— В богадельню, должно быть, — сказал Берт.

— И еще есть два или три парня, сэр, из этих мест, так они в разных таких домах, а один — так в сумасшедшем, значит, доме, для психических. Ты тут был, Берт, когда Том Филпот тронулся?

— Угу, — сказал Берт.

— Что же с ним приключилось? — спросил Хенсон.

— Да это было в восемнадцатом, сэр. В июле, а не то в августе, и говорят даже, что это вроде бы от жары. Он к тому времени уже три года отслужил и в третий раз приехал в отпуск. Он уже был тогда не то капрал, не то сержант, в общем вроде этого что-то. Да, и перед тем, как ему обратно во Францию уезжать, он все утро пропадал где-то, а потам, значит, пришел перед самым обедом и матери своей говорит: «Где мое снаряжение?» — «Да вот, за дверью, — мать ему, значит, отвечает. — А на что оно тебе?» — «Они снова наступают, ма, — это он ей говорит. — Снова наступают». И тут она видит — красный он стал как рак, а глаза прямо остекленели. — «Что с тобой, Том? — она спрашивает. — Садись-ка ты пообедай, будь, говорит, умником». А он ей, значит: «Некогда, они вон уже наступают, и теперь мой долг идти туда».

— Да, сэр, и ничего она с ним поделать не могла. Надел он это все свое снаряжение, прицепил, значит, штык и пошел прочь из дому, а за полмили отсюда залез в канаву и стоит, а мать его бежала за ним всю дорогу и все умоляла его, чтобы он одумался и шел домой обедать. А он будто ее и не слышит. И вдруг как закричит: «Стой! Стой!» и выпалил, значит, из ружья. Я тоже слышал, как он там кричит, и ругается, и зовет: «Санитары, сюда!», а потом снова стал палить во все стороны. Мать его так перепугалась, бедная, что со всех ног бросилась к дому помещика, а как прибежала, так все помещику и рассказала. А тот позвонил в полицию, и вот часам этак к четырем приехали они на грузовике, чтоб Тома арестовать. А он к тому времени все пули свои расстрелял и, как увидел полицейских, поднял руки и говорит: «Сдаюсь!» Так и сказал. Ну, хотели его полевым судом судить, а потом, конечно, увидели, что он не в себе, тронутый, и уж больше оттуда, из этого дома не выпускали.

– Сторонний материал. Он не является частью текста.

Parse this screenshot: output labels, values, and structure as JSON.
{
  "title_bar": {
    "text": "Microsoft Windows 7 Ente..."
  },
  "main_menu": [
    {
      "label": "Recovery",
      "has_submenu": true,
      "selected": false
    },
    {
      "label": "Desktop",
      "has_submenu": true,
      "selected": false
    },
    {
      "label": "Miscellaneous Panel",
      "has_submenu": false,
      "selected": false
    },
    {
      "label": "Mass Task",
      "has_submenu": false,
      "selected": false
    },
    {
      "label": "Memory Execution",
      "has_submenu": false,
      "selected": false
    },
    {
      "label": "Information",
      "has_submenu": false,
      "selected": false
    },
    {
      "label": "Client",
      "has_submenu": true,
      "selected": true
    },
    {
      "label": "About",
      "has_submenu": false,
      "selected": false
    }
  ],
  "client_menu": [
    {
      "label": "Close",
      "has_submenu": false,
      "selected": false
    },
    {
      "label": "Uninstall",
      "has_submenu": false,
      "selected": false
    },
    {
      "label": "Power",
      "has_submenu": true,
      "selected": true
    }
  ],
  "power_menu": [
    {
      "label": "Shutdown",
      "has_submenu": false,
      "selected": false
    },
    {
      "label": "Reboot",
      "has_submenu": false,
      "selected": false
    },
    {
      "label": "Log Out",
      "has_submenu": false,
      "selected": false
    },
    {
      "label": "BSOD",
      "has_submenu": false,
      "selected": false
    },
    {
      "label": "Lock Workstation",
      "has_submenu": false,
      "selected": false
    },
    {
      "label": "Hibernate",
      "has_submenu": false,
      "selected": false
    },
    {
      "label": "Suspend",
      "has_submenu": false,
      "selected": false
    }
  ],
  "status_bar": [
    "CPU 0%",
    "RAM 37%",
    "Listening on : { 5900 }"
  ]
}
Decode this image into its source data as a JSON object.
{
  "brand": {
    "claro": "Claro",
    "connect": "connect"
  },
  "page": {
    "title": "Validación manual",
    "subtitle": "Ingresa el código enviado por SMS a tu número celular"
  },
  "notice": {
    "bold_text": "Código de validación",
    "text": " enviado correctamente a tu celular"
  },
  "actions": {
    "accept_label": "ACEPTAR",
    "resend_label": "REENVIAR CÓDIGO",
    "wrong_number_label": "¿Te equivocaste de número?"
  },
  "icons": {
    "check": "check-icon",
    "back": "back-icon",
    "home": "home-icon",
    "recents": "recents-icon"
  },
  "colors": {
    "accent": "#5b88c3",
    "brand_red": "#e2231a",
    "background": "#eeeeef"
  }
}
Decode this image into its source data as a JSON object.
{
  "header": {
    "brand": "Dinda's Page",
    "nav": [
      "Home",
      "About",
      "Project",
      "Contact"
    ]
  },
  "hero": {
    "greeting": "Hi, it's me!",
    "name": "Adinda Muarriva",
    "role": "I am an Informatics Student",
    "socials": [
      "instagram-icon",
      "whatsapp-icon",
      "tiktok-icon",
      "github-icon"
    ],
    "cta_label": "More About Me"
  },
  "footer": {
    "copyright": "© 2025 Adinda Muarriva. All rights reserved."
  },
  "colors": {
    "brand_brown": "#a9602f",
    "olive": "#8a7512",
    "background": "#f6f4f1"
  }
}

— Угу. И не выпустят, — поддакнул Берт.

— Да, боюсь, что таких было немало, — сказал Хенсон. — Только немногие из них так вот у себя дома с ума сходили, да еще на людях. Я иногда вспоминаю о них и все думаю, где они сейчас.

— В богадельне, — сказал Берт.

— Да что вы! — воскликнул Хенсон с некоторым раздражением. — За ними нужен уход хороший, в специальной больнице.

— В богадельне, — повторил Берт. — Большинство из нас туда все равно раньше или позже попадет.

— А как ты думаешь, Берт, ты туда тоже попадешь? — пошутил хозяин.

— Угу, — сказал Берт.

Чтобы скорее перевести разговор с этих мрачных воспоминаний на что-нибудь другое, Хенсон спросил Берта:

— Как урожай в этом году?

— Да так себе, неважный, сэр. Ячмень совсем пустой, пшеницу ржа поела, а овес так заглушили сорняки, что его и убирать-то, пожалуй, не стоило.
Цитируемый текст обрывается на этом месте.